I tried getting the whole tank with two shots but it didn't work out that well. Well, in this tank I have four bala sharks, two red-tail tinfoil barbs, one golden red-tail tinfoil barb, two types of silver dollars, four clown loaches, three giant danios, one iridescent shark, and one plecostomus. This tank is very active and they play all day. As they grow I intend to trade them in for smaller ones so it never gets too crowded. In the near future, I intend to get some more clown loaches. Anyone have any recommendations as to what other type of fish I could get? Any suggestions would be appreciated.

:grin:


----------



## Georgia Peach (Sep 23, 2005)

nice tank!


----------



## flamingo (Nov 5, 2005)

Nice! Love the driftwood.

Have any up closers of your balas? I love bala's but when I finally got one it just all of a sudden died when i was gone for 2 days lol.


----------



## fish_humper (Mar 1, 2006)

Nice tank man


----------



## dwool36 (Jan 31, 2006)

Nice tank...but I'm really diggin' the wallpaper.


----------



## rbcxpeter (Feb 19, 2006)

thanks people~! I just added another zebra danio today.

haha my parents bought the house and the wallpaper came like that. funny how you noticed it.


----------



## fishfreaks (Jan 19, 2005)

Nice setup! :razz:


----------



## xlabidokidx (Mar 2, 2006)

nice tank, but a little empty, and by empty i mean it needs some more plants, rocks, wood or something to fill up the empty space.. just my opinion


----------



## manda (Feb 9, 2006)

yes i agree with ^^^
but thats just me. there is something i like about a heavily decorated tank.


----------



## rbcxpeter (Feb 19, 2006)

yeah i agree but with the amount of fish in there, I get dizzy sometimes watching them...especially when I feed them. I get the feel that the tank is crowded sometimes. The pictures didn't catch any fish though. The tinfoils and giant danios are speedy. The top section is very empty though because it's only the danios up there. So...what I did was rearrange the driftwood to stand vertically. It almost acts like a wall dividing the tank in half. It looks a lot better now. I'll try and get some pics up of my "remodeled" tank. And I also got a new backdrop. =)


----------



## Cichlid Man (Jan 19, 2005)

A very......................???...................... let's say unique tank.lol


rbcxpeter said:


> I get the feel that the tank is crowded sometimes.


Are you joking?
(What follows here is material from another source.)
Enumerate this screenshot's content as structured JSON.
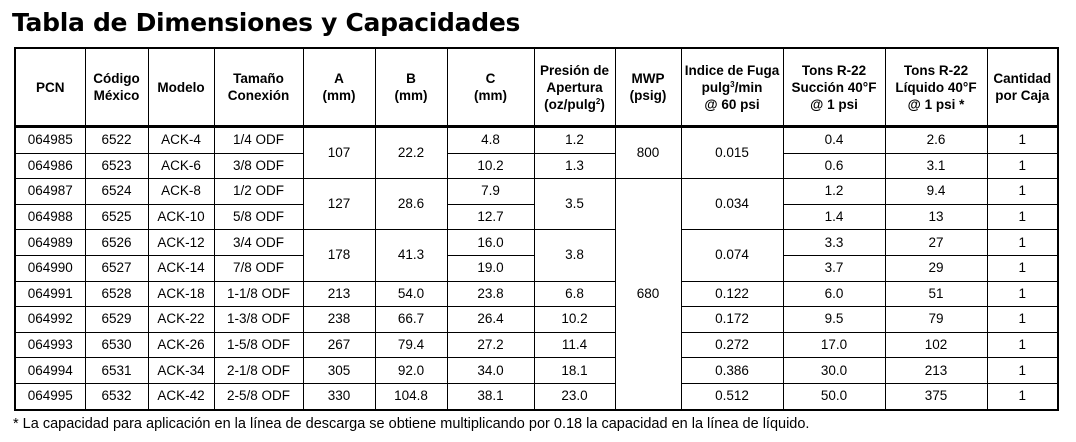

I think it looks fine.


----------



## rbcxpeter (Feb 19, 2006)

only sometimes...especially when they eat.


----------



## rbcxpeter (Feb 19, 2006)

this is my tank after I remodeled.








this is where my big clown loach sleeps








this is my bigger silver dollar. this is one of the biggest fish I have in this tank









and that's it!


----------



## fishfreaks (Jan 19, 2005)

Awesome, I love what you've done with it


----------



## rbcxpeter (Feb 19, 2006)

thx
10 characters


----------